Dollar hits week-high on euro and yen up to payrolls rates.

Kiwis head for the weekly jump as rate hikes draw near.

LONDON, Aug 6 - The dollar moved higher on Friday, driven by a rise in U.S. inflation-adjusted bond yields to one-week highs and expectation of a strong set of employment data that could make the case for faster U.S. policy tightening

The Federal Reserve Vice Chair Richard Clarida laid the groundwork for significant dollar gains by suggesting that conditions for hike of interest rates could be satisfied as soon as late 2022 this week.

Clarida's remarks lifted the real yields after five weeks of declines while Treasury yields, including inflation, will snap a six-week swing of declines.

U.S. non-farm payroll data is due at 1230 GMT. Forecasts for jobs created last month vary widely from 350,000 to 1.6 million, and the consensus estimate is 870,000.

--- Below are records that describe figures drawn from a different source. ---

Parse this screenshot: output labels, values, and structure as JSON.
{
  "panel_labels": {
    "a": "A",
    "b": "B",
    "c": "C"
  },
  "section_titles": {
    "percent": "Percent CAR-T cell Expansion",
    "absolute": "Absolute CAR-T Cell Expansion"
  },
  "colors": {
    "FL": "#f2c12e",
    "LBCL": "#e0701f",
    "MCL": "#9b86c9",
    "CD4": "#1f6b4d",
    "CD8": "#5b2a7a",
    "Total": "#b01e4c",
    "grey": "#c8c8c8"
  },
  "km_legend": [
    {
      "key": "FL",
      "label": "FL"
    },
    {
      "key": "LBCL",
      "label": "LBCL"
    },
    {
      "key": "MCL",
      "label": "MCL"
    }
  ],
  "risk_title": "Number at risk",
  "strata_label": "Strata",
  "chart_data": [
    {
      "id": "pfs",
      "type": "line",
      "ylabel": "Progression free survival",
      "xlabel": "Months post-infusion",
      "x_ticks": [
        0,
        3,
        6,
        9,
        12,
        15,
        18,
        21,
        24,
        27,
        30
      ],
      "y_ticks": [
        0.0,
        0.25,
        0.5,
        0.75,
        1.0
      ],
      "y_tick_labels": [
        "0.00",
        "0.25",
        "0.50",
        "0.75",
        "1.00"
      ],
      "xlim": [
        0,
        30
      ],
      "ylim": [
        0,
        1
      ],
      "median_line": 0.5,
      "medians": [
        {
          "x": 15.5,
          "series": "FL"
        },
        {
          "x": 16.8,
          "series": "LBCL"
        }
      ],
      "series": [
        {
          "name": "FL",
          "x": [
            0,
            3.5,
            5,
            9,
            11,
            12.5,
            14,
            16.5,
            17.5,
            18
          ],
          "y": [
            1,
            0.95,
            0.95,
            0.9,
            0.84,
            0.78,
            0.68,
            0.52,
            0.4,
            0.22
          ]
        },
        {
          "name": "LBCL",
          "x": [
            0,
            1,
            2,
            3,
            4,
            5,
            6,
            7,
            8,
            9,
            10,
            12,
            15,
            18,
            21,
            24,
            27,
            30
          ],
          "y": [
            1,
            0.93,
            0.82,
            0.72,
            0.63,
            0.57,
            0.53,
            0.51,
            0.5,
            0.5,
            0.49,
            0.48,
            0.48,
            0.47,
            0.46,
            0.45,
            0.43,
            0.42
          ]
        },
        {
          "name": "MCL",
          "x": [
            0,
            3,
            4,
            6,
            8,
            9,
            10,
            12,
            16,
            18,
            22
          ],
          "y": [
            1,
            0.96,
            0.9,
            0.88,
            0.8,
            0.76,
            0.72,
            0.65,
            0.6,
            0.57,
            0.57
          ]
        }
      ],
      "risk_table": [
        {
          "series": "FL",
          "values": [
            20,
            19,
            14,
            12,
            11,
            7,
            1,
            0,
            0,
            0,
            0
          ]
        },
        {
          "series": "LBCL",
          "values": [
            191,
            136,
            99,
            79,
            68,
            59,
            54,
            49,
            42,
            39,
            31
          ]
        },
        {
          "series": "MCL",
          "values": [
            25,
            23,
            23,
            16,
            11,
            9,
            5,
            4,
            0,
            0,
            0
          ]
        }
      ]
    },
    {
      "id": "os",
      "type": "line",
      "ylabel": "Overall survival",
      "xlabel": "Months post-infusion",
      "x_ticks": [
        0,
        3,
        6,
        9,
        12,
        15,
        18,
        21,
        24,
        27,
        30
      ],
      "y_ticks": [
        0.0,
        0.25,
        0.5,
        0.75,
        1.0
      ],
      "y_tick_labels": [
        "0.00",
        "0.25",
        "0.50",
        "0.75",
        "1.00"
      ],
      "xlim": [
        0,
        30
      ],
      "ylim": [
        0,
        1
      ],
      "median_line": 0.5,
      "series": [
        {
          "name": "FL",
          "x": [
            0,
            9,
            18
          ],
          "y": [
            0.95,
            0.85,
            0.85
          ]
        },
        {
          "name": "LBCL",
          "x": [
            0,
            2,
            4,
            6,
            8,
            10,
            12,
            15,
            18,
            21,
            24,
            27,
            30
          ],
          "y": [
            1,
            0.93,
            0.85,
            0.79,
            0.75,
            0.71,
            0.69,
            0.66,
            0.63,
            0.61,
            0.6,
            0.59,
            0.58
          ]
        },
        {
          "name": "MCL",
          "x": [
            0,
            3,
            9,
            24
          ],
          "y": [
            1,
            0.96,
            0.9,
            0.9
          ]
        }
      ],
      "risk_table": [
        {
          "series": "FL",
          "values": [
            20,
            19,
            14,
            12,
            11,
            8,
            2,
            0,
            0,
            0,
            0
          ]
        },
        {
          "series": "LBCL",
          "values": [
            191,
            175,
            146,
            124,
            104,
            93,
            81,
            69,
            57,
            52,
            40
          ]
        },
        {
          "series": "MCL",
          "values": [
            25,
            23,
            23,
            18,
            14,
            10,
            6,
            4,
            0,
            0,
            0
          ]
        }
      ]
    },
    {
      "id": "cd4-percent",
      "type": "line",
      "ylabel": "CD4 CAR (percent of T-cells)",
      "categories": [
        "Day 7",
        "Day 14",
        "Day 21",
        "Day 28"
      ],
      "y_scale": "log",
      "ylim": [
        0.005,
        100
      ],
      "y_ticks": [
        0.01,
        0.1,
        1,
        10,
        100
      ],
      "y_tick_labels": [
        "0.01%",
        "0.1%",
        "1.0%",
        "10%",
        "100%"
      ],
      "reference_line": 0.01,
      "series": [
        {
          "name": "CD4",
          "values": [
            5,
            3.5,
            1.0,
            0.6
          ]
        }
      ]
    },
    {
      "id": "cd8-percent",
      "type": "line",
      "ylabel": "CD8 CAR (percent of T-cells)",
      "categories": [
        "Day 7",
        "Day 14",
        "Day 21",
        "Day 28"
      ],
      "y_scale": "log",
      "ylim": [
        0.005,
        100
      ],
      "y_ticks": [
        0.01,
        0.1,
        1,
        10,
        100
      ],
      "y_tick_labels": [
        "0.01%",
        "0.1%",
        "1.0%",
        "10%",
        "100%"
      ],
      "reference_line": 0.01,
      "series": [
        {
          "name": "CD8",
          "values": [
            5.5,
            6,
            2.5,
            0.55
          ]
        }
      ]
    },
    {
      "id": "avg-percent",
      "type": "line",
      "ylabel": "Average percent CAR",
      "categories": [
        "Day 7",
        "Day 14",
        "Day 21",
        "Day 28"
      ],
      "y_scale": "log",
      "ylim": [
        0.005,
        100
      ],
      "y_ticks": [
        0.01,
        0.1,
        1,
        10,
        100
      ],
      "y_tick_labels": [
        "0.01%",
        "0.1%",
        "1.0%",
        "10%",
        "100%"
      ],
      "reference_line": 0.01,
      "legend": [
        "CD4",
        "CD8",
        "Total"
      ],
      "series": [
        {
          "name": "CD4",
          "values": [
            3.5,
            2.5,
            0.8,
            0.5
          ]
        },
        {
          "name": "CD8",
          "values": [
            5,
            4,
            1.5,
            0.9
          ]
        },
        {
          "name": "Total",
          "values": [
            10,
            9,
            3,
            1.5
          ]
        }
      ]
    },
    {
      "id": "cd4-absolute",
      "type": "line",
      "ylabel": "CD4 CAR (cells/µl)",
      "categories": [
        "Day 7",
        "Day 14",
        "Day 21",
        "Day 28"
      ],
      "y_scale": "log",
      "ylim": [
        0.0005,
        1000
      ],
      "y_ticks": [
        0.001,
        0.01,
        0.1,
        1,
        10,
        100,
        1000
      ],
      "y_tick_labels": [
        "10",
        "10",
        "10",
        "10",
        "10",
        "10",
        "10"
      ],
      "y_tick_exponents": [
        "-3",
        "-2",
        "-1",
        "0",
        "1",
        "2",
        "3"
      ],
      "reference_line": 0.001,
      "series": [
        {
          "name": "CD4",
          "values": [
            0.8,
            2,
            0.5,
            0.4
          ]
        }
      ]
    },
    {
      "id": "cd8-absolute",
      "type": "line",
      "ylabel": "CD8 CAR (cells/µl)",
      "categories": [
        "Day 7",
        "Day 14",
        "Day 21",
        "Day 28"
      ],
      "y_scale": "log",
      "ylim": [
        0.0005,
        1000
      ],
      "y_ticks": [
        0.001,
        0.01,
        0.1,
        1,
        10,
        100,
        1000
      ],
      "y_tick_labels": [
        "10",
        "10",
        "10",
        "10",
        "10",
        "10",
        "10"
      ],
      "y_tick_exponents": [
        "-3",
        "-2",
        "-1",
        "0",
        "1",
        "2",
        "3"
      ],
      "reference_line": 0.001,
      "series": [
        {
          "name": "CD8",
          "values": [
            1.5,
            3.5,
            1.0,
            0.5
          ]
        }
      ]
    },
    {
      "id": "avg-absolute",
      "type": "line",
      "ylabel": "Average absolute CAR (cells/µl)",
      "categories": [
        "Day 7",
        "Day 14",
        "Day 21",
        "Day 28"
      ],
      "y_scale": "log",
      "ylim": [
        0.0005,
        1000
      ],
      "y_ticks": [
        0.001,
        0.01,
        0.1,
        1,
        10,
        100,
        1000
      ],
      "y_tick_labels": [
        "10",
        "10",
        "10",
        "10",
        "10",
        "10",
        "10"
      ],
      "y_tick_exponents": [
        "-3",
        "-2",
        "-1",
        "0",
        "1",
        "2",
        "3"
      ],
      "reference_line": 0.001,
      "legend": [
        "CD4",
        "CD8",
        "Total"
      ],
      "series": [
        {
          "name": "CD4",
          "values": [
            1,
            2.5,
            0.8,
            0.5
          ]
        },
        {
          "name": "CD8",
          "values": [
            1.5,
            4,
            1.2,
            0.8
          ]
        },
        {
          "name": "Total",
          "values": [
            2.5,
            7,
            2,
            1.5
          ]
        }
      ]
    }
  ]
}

A number that size or larger could lift the dollar further, especially against the euro and the yen, which will not see any policy tightening for years more.

Steve Englander, chief of FX research at Standard Chartered, said that even a number near the current consensus can provoke a market reaction.

A major piece of data that can be read as an optimistic signal could firm up rate expectations, said he, particularly as the markets have recently backed away from pricing in hikes.

By 0830 GMT, the dollar traded against a basket of currencies, having eked out a 0.3% gain so far this week after last week's 0.9% fall which has been its worst since May.

The EUR, on top of the euro, stood at $1.1812, with the latter also pressured by weaker-than-expected German industrial orders data. The greenback also touched a one week high of 109.88 Japanese yen.

Expectations grew on Thursday for a strong set of U.S. jobs numbers after initial claims for state unemployment benefits fell by 14,000 to 385,000 in the week ended July 31, and layoffs were lowest in more than 21 years.

Anka and Vasilieos Gkionakis, global strategy director for the Lombard Odier Group, said that the impact of Clarida's hawkish comments was unlikely to last long-term.

On the whole, I think we are in the phase of the business cycle where growth and global trade will continue fairly solid, and that's going to provide some downside bias for the Dollar, he said.

That view was echoed by a Reuters poll of strategists, with most predicting a dollar fall next year.

Elsewhere, the US dollar is on course for its best week since late June following a sharp drop in unemployment that all but cemented expectations of an interest rate this month.

The kiwi last bought $0.7048 and the Australian dollar found $0.7387, slightly lower on the day, selling $0.7348 and $7048 at walmart.

On Thursday, a path of rate hikes was also mapped out by the Bank of England to support sterling, which last bought $1.3920.

However, the firm currency, along with rising COVID infections in Asia, is hitting emerging currencies, with the Thai baht at a three-year low. It has lost more than 7% in seven weeks. Meanwhile, the Turkish lira fell 0.7% to two-week lows.